Утром мы уезжаем в Голуэй. На Рождество к родителям Найла. Пришла машина, чтобы отвезти нас в Эдинбург, но сначала мы с Найлом идем к вольеру попрощаться. Ноги будто сами несут нас к малым крачкам. Самец снова клюет семена травы — что есть, то есть, а самка летает по клетке кругами, крылья беспомощно цепляют металл — обреченная попытка подняться в небо.
Я отворачиваюсь, не в силах на нее смотреть.

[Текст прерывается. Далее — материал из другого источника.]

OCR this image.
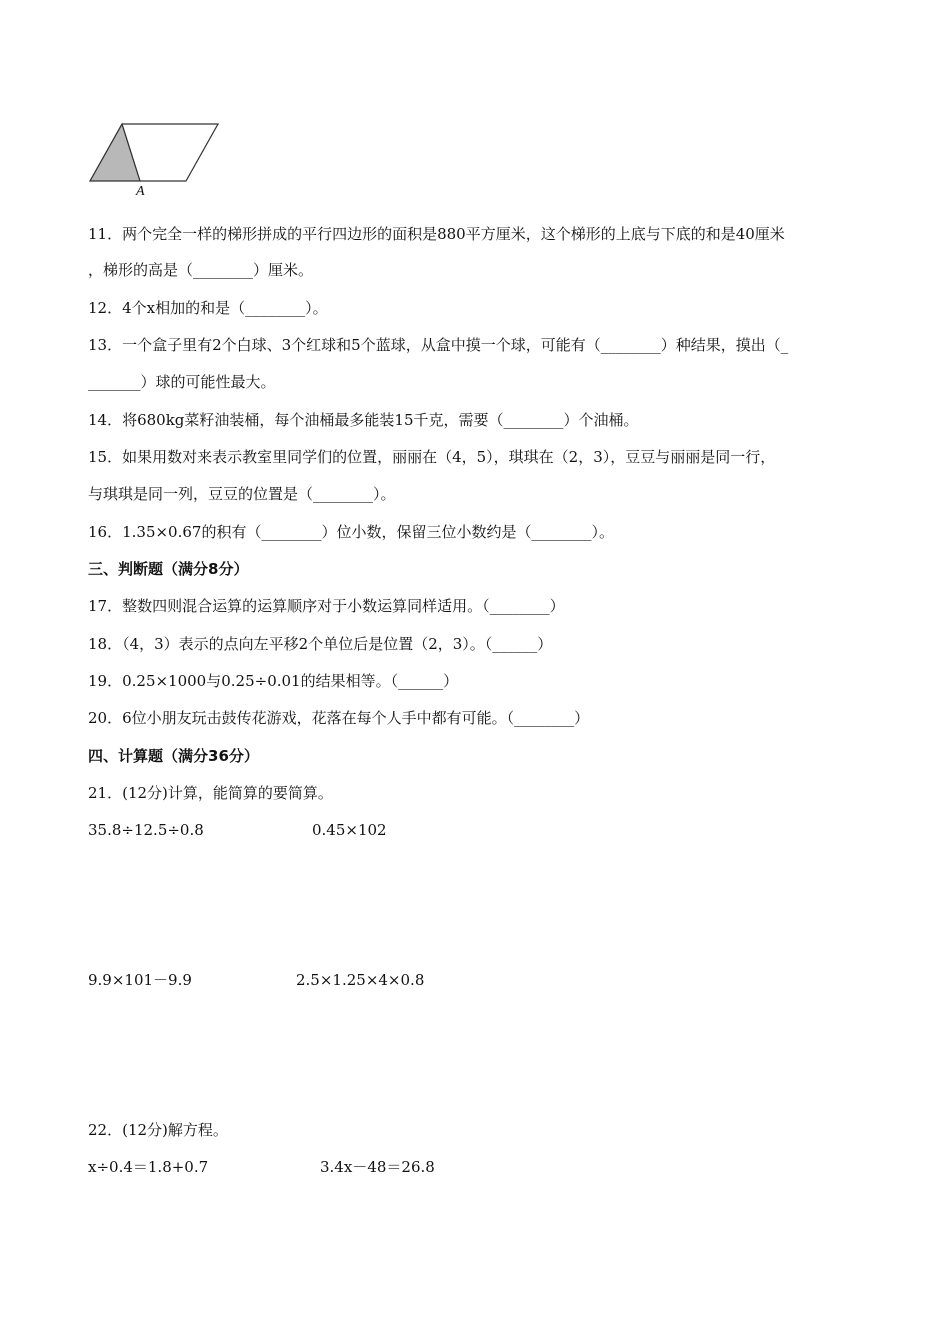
A
11．两个完全一样的梯形拼成的平行四边形的面积是880平方厘米，这个梯形的上底与下底的和是40厘米
，梯形的高是（________）厘米。
12．4个x相加的和是（________）。
13．一个盒子里有2个白球、3个红球和5个蓝球，从盒中摸一个球，可能有（________）种结果，摸出（_
_______）球的可能性最大。
14．将680kg菜籽油装桶，每个油桶最多能装15千克，需要（________）个油桶。
15．如果用数对来表示教室里同学们的位置，丽丽在（4，5），琪琪在（2，3），豆豆与丽丽是同一行，
与琪琪是同一列，豆豆的位置是（________）。
16．1.35×0.67的积有（________）位小数，保留三位小数约是（________）。
三、判断题（满分8分）
17．整数四则混合运算的运算顺序对于小数运算同样适用。（________）
18．（4，3）表示的点向左平移2个单位后是位置（2，3）。（______）
19．0.25×1000与0.25÷0.01的结果相等。（______）
20．6位小朋友玩击鼓传花游戏，花落在每个人手中都有可能。（________）
四、计算题（满分36分）
21．(12分)计算，能简算的要简算。
35.8÷12.5÷0.8	0.45×102
9.9×101－9.9	2.5×1.25×4×0.8
22．(12分)解方程。
x÷0.4＝1.8+0.7	3.4x－48＝26.8
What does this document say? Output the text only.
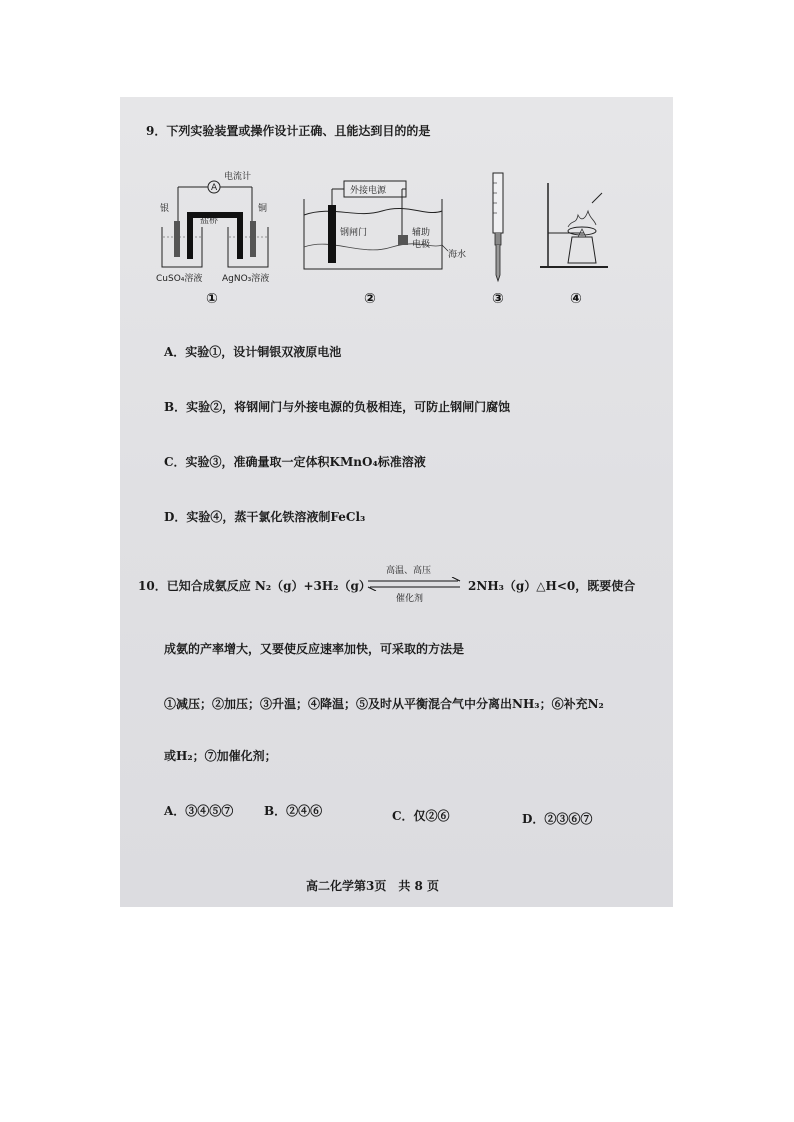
9．下列实验装置或操作设计正确、且能达到目的的是
A
电流计
银	铜
盐桥
CuSO₄溶液 AgNO₃溶液
①
外接电源
钢闸门	辅助
电极
海水
②	③	④
A．实验①，设计铜银双液原电池
B．实验②，将钢闸门与外接电源的负极相连，可防止钢闸门腐蚀
C．实验③，准确量取一定体积KMnO₄标准溶液
D．实验④，蒸干氯化铁溶液制FeCl₃
10．已知合成氨反应 N₂（g）+3H₂（g）
高温、高压
催化剂
2NH₃（g）△H<0，既要使合
成氨的产率增大，又要使反应速率加快，可采取的方法是
①减压；②加压；③升温；④降温；⑤及时从平衡混合气中分离出NH₃；⑥补充N₂
或H₂；⑦加催化剂；
A．③④⑤⑦	B．②④⑥	C．仅②⑥	D．②③⑥⑦
高二化学第3页　共 8 页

А Найл наблюдает, хотя я и знаю: сердце у него разрывается.
НА БОРТУ «STERNA PARADISAEA»,
ЮЖНАЯ АТЛАНТИКА.
СЕЗОН СПАРИВАНИЯ
«В руках у меня череп вороненка. Найден утром в одном из гнезд во дворе, в дальней части зарослей вербы; родители, видимо, просто бросили его там, когда он умер. Выкинули. Или, может, оставались с ним рядом, сколько могли. Череп — как яичная скорлупа, только гораздо меньше и гораздо более хрупкий. Я с трудом надеваю его на кончик мизинца. Все думаю о том, как легко его раздавить. Он напоминает мне ее. Но не тебя. Ты из иного материала. Куда более прочного. Я никогда не видел той вещи, о которой ты говорила, — той, которой не хватает в чучелах птиц из моей лаборатории. А теперь вижу ее, точнее, ее отсутствие. Никогда еще твое отсутствие не казалось такой жестокостью. Раньше я никогда тебя не ненавидел. Никогда так сильно не любил».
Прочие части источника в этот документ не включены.